Our expert says:
( at 15, I'm guessing you're NOT the "me" who posted the other question about a troubled 4-year-old son ! )
OK, for whatever reason, you have, temporarily, a low self-esteem, and/or feel shy in social settings. Having a low opinion of yourself is probably what makes you feel that you can't do anything about it, because, in fact, you can ! You recognize that you are, indeed, a very friendly person --- and most probably a nice and interesting person, too. It becomes a vicious cycle, doesn't it ? When you try to talk to someone new, you feel sure you'll be rejectedm which makes it much more likely that something won't quite work out when you try it, which adds to your certainty that you can't do it ( although you can ).
There's also a bit of Catastrophizing --- you draw the false conclusion that if you were to be a bit clumsy when you start to try to be friendly to someone new, ( or if the person you chose to try with, happened to be someone with sufficiently bad taste that they didn't appreciate how nice you actually are ) tat this would be a catastrophe ! That this would be something Absolutely Awful and Dreadful and with consequences so terrible you daren't even think of them ! If the odds were actually so high, of course anyone would hesitate to try.

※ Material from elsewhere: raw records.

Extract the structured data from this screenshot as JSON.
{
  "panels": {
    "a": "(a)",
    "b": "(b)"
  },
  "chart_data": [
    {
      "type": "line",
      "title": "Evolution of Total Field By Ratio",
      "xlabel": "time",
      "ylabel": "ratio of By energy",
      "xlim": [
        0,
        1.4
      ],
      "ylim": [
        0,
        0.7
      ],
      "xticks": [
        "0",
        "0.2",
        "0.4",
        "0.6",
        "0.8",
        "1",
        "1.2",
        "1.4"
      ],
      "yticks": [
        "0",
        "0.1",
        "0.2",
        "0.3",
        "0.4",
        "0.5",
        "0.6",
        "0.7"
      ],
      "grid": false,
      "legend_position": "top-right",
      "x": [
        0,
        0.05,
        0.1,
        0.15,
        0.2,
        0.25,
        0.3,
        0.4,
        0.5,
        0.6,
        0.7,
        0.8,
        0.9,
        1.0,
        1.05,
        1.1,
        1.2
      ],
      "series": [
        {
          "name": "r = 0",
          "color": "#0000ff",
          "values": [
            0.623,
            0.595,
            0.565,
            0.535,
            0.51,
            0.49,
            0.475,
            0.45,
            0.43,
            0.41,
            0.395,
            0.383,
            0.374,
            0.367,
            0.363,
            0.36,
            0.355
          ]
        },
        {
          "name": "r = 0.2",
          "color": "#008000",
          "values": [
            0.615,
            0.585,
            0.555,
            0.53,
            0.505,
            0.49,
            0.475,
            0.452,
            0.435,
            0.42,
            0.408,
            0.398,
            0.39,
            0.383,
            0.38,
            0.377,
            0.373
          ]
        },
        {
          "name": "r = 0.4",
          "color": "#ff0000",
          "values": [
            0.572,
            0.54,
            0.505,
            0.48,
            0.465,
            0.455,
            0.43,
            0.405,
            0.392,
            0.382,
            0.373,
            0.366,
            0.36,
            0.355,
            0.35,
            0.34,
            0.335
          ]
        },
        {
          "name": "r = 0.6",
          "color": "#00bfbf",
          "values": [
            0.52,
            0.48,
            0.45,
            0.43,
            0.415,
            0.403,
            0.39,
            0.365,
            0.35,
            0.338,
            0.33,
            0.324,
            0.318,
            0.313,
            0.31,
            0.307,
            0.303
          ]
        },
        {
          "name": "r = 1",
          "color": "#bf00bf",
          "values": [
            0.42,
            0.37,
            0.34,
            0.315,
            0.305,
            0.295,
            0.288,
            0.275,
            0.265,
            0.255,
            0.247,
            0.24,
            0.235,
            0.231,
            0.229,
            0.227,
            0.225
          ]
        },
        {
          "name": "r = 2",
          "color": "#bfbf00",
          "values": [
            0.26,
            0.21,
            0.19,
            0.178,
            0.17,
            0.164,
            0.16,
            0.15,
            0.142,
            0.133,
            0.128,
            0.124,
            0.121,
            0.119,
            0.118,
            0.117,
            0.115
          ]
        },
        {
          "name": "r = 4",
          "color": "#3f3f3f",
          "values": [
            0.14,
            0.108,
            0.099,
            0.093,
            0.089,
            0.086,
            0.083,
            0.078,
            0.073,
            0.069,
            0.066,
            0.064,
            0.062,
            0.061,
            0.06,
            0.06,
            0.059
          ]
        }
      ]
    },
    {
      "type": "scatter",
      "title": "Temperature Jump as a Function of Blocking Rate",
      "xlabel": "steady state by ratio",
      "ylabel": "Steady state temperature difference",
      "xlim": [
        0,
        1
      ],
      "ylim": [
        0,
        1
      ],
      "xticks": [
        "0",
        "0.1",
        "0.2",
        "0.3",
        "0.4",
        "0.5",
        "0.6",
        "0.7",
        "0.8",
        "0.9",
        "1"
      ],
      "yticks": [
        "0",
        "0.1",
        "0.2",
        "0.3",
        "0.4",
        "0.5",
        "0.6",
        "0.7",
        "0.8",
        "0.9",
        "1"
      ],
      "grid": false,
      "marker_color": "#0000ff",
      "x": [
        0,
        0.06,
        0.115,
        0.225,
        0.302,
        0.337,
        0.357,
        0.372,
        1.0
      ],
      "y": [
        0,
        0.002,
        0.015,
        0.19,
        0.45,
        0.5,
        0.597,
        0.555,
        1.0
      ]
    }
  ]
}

But let's look at the facts. Actually, you have no deep, dark secret to hide --- you're a thoroughly nice person, who's just shy and not yet fully confident in social settings. But there's no enormously difficult skill to chat to people about something you're both interested in, ( such as Them ! it's remarkable how interested most people are in themselves !) and taking i from there. And if it didn't work out, if they found they didn't especially like you and want to become a friend, or if you found that they were superficial or boring and you didn't want to be their friend --- so what ? It's no big deal ; there are plenty of other people in the world, and no-one is friends with them all. Indeed, most people don't actually have a large numbr of true friends. Very outgoing and sociable folks may have more acquaintances, people with whom they have a raher shallow relationship ; but not a large number of real friends.
And if one attempt to befriend someone doesn't work out too well, go on to the next one. It never means that you can't do it, just that you didn't, on this occasion. Counselling can help you to udnerstand the situation better, and to give you direct support and encouragement as you work through this hitch in your social life ; or you may manage it all on your own. Either way, don't give up, and keep trying.